'Liberals' billionaire' Warren Buffett comes out for Keystone XL pipeline
Warren Buffett, Chairman and CEO of Berkshire Hathaway, in Detroit, Michigan on Nov. 25, 2013[AFP]

Warren Buffett, the American billionaire who has long championed a fairer U.S. tax code, has a position certain to rankle those who hold the investor dear: He's thrown his support behind the Keystone XL pipeline.

The pipeline, proposed by TransCanada, will cut through several U.S. states on the way to refineries in Louisiana. Opponents have cited its overland environmental risk -- it will be carrying a more toxic mixture of oil containing chemical solvents and petroleum from Canada's so-called tar sands, and so oil spills could prove more dangerous for communities along its route -- and the carbon cost of pulling the thicker, more bituminous energy source from the ground.

"I would vote yes,"  Buffett told CNBC interviewer Becky Quick. “I just believe it’s a useful pipeline.”

He did say, however, he didn't think the jobs TransCanada has promised are meaningful, saying, "You can build anything and create jobs."

Quick didn't press the point. She said simply, "You do. Great."

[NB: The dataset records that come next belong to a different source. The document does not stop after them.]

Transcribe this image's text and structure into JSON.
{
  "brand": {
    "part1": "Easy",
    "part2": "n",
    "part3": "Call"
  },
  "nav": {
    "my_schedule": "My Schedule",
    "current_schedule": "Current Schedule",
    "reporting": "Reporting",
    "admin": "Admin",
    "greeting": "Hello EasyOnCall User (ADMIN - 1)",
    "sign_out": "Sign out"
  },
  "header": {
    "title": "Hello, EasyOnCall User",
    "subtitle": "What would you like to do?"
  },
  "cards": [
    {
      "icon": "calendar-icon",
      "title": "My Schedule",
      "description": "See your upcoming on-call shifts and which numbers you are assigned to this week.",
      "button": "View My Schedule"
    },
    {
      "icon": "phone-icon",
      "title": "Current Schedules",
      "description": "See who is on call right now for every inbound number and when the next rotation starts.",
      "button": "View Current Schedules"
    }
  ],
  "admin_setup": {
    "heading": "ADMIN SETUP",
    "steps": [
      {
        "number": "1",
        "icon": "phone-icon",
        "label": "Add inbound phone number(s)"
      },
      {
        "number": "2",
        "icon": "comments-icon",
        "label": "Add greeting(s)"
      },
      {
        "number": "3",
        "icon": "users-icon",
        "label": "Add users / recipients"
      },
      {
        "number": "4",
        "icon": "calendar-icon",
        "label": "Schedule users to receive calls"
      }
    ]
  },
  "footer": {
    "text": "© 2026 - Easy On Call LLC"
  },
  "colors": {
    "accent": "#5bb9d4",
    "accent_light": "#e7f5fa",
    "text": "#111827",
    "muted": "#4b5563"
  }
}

Interestingly, Buffett owns railroads, a transportation option that Keystone has raised as an alternative, while noting that railroads would create their own pollution and put populations at risk along their path. Buffett might stand to benefit from the pipeline being struck down; ultimately, the pipeline's fate now rests with the State Department and President Barack Obama, who have to sign off on it because it crosses international borders.

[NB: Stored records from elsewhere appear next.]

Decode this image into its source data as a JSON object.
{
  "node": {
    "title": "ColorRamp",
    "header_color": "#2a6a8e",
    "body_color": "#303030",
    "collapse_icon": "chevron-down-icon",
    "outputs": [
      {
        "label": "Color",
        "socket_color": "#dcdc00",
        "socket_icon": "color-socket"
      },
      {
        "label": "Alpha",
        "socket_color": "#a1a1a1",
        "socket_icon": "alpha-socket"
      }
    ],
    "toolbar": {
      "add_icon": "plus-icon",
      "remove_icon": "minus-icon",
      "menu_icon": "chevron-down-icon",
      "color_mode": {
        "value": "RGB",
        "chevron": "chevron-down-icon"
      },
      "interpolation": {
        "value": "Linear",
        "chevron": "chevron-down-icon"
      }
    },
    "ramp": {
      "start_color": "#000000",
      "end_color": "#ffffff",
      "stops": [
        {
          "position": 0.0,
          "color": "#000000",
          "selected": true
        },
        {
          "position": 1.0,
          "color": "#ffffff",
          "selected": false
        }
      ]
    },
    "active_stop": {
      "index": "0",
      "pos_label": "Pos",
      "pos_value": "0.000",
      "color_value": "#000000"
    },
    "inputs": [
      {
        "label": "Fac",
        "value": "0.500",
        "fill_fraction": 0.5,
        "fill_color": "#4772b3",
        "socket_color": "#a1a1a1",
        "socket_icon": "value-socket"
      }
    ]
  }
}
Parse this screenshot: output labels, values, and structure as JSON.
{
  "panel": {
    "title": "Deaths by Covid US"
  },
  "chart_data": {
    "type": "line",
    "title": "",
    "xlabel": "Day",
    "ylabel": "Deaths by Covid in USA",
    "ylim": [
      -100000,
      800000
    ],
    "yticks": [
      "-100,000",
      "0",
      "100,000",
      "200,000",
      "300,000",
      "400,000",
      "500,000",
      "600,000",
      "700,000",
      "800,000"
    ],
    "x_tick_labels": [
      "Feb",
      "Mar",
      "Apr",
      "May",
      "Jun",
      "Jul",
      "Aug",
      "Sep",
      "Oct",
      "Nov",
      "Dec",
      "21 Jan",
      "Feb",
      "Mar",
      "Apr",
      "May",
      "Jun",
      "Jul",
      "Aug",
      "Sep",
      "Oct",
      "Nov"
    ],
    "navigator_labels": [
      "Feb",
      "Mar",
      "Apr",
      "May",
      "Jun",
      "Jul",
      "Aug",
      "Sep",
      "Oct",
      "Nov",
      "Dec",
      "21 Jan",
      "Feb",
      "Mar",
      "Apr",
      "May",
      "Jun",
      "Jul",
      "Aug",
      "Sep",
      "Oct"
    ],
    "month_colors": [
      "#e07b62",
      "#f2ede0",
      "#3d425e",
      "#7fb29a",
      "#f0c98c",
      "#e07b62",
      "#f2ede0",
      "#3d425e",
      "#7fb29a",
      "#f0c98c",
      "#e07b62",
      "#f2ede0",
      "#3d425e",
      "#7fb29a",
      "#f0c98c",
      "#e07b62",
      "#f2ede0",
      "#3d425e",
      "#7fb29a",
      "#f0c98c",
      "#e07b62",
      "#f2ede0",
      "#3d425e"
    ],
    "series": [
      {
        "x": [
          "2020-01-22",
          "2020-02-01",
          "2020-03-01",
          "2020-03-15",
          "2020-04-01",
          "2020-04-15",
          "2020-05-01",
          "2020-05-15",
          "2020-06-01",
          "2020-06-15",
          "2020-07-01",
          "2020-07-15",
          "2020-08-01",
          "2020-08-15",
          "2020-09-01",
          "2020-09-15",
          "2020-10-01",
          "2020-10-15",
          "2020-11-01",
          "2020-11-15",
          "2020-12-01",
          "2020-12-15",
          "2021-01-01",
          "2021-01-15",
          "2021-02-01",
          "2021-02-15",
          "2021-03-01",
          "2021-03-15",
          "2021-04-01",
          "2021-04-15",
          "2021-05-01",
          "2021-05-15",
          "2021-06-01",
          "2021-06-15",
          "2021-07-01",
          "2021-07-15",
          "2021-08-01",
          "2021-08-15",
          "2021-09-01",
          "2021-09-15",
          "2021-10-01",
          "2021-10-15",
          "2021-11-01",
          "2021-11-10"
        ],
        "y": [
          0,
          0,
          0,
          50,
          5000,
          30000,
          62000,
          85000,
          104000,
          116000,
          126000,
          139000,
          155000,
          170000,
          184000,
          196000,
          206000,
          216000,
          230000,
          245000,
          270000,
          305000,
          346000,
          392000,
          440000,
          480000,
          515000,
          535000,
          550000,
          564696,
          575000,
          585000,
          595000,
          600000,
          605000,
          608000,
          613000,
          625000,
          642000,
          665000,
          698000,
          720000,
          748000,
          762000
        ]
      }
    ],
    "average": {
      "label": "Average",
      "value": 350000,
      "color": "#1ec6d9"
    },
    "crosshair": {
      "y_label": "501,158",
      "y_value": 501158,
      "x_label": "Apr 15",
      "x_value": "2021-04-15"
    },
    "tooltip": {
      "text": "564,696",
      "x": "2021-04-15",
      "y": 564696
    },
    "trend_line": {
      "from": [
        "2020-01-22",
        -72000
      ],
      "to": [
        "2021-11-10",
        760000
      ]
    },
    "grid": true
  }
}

Buffett said he was still bullish on the U.S. economy and told investors not to fret over Russia's Ukraine invasion. He said they shouldn't convert their stock holdings into cash.

"The one thing you can be quite sure of is if we went into some kind of very major war, the value of money would go down," he said. "That's happened in virtually every war I'm aware of. The last thing you'd want to do is hold money during a war."

He's also still critical of the Tea Party. He told CNBC he felt a small faction of Republicans was holding the rest of the party “hostage.”